Constructed in 1908, the Crawford-Tilden Apartments were built according to a design by Burt Corning, an Irishman who was one of Cleveland's premier architects in the early twentieth century. The structure's exterior is brick with elements of stone and iron, including architectural elements such as pinnacles on the roof's parapet and bay windows along the walls in many locations. Its plan is shaped like the letter "V" culminating with a tip one bay wide; the tip includes such stylistic elements as Ionic columns and a pediment. Numerous details were included in the construction of each of the building's twenty apartments, none of which have experienced substantial change since their construction more than a century ago.

Crawford-Tilden has been designated a landmark by the city of Cleveland, and in 1978 the complex was listed on the National Register of Historic Places.

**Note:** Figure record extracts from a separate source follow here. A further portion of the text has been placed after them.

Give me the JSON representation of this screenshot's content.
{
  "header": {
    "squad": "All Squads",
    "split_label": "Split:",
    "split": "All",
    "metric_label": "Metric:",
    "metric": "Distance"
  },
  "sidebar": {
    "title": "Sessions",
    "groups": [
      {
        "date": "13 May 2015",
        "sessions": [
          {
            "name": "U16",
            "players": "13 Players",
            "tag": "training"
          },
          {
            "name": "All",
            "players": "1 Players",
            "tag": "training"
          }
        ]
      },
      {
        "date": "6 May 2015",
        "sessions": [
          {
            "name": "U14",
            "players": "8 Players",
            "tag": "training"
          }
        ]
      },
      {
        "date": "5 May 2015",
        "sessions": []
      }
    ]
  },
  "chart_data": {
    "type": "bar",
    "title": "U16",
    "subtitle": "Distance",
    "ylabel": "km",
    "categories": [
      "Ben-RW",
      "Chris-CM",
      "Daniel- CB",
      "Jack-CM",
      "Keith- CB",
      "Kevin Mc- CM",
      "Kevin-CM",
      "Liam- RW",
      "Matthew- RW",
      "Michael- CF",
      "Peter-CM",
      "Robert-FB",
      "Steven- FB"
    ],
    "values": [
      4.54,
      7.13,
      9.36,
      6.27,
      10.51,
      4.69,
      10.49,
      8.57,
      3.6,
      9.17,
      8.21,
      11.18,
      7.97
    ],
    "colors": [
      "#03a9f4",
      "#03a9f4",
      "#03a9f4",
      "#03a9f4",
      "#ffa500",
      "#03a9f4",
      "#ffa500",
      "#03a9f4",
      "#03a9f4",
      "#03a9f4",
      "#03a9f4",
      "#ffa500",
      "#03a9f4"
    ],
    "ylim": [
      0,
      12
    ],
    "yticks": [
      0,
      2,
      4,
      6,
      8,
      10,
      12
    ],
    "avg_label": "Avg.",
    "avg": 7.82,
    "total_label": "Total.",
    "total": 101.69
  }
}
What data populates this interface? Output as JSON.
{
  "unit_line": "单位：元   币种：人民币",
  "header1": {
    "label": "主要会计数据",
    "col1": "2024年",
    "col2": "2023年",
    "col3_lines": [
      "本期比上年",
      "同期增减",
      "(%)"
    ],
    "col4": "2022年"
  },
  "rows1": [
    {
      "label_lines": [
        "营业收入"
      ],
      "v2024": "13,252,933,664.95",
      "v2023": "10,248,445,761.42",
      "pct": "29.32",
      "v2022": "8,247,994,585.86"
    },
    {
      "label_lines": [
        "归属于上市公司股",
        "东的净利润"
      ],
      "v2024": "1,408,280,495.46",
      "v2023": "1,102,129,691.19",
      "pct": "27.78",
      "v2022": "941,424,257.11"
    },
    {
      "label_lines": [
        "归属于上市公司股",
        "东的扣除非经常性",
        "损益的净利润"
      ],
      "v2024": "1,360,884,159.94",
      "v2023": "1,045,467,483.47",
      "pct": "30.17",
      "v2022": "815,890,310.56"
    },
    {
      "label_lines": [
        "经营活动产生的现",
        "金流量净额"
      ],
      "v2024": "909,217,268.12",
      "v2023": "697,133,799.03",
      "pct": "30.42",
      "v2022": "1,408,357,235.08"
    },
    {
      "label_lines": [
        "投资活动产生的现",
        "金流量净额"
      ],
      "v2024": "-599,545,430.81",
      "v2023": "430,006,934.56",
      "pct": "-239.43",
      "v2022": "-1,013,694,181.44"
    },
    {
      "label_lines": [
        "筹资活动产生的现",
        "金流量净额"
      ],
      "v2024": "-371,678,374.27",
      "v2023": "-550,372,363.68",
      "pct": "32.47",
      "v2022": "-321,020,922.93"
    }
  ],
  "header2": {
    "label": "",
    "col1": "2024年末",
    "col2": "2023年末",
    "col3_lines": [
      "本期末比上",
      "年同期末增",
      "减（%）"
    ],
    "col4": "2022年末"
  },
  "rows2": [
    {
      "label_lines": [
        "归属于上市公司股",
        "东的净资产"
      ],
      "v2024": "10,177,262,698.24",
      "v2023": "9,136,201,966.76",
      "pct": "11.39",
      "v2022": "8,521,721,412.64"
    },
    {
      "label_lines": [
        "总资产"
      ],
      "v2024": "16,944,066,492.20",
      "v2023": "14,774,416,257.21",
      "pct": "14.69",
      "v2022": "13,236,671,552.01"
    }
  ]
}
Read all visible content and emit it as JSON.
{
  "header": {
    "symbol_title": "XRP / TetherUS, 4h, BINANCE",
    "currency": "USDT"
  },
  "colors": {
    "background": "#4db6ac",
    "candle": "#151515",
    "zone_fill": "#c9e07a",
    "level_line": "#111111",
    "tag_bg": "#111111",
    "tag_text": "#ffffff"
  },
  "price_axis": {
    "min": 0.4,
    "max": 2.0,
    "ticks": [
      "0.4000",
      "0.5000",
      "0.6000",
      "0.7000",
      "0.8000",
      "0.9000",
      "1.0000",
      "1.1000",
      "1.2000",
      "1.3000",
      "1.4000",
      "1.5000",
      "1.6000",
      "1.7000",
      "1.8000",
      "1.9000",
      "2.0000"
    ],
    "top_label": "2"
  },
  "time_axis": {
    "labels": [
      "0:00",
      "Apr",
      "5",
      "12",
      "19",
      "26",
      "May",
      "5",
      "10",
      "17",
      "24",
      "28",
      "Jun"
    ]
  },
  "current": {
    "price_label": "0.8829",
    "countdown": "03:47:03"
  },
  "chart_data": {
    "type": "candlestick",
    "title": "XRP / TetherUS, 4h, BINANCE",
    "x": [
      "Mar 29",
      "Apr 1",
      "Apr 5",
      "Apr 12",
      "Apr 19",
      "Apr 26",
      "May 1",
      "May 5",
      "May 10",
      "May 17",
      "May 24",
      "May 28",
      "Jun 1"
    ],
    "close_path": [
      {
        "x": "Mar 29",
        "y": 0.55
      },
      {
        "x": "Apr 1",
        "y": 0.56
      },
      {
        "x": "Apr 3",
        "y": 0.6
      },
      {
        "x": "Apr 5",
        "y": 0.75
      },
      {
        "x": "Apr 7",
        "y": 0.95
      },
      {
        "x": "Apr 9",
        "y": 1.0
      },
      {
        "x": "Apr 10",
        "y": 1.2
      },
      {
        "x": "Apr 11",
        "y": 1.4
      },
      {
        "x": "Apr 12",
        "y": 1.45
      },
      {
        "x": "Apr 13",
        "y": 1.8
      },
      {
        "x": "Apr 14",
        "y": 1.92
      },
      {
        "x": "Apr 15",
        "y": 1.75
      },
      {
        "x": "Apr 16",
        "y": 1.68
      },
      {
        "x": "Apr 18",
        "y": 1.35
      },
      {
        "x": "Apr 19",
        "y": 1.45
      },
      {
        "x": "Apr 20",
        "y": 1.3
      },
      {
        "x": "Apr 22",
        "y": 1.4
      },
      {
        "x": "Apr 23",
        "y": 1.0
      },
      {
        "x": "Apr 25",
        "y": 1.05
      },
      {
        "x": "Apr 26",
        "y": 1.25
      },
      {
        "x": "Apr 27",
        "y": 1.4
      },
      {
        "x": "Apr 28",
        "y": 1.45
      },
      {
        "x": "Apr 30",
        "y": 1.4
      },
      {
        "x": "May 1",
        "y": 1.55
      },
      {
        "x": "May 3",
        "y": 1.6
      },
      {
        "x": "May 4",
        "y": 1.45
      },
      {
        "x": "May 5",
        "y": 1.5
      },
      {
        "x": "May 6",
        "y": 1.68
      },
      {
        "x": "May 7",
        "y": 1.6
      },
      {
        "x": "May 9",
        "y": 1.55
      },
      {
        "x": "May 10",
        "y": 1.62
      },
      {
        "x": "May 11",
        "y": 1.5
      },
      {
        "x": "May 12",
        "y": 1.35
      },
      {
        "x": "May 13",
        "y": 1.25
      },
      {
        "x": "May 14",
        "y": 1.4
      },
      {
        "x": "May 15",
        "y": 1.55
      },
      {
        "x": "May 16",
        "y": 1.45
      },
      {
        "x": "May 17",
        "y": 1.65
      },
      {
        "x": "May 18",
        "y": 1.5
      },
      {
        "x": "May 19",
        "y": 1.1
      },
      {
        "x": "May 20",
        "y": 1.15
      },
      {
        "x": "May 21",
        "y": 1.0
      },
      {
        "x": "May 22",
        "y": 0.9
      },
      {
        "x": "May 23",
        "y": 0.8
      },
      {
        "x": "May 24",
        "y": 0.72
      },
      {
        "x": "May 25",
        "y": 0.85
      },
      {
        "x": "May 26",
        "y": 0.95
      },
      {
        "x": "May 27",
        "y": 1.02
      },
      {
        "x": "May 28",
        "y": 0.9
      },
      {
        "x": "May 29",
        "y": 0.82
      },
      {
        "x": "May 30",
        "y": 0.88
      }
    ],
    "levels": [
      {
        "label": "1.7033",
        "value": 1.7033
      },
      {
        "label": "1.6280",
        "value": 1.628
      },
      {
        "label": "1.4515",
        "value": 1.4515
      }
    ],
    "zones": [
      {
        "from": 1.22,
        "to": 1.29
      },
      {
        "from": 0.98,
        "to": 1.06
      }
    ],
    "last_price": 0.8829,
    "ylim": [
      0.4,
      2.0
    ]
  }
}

It qualified for federal designation because of its architecture: it is among the best works of one of the most prominent architects in Cleveland's history, it prefigures the architectural styles of the Progressive Era, and it is one of the area's earliest garden apartment complexes. Despite its historic status, the building decayed near the end of the twentieth century, but it has seen new life: in 1997, the Ohio SHPO presented one of its annual Preservation Merit Awards to the city of Cleveland in general, the municipal Department of Community Development, and to a related foundation, as the three had collaborated to restore the property.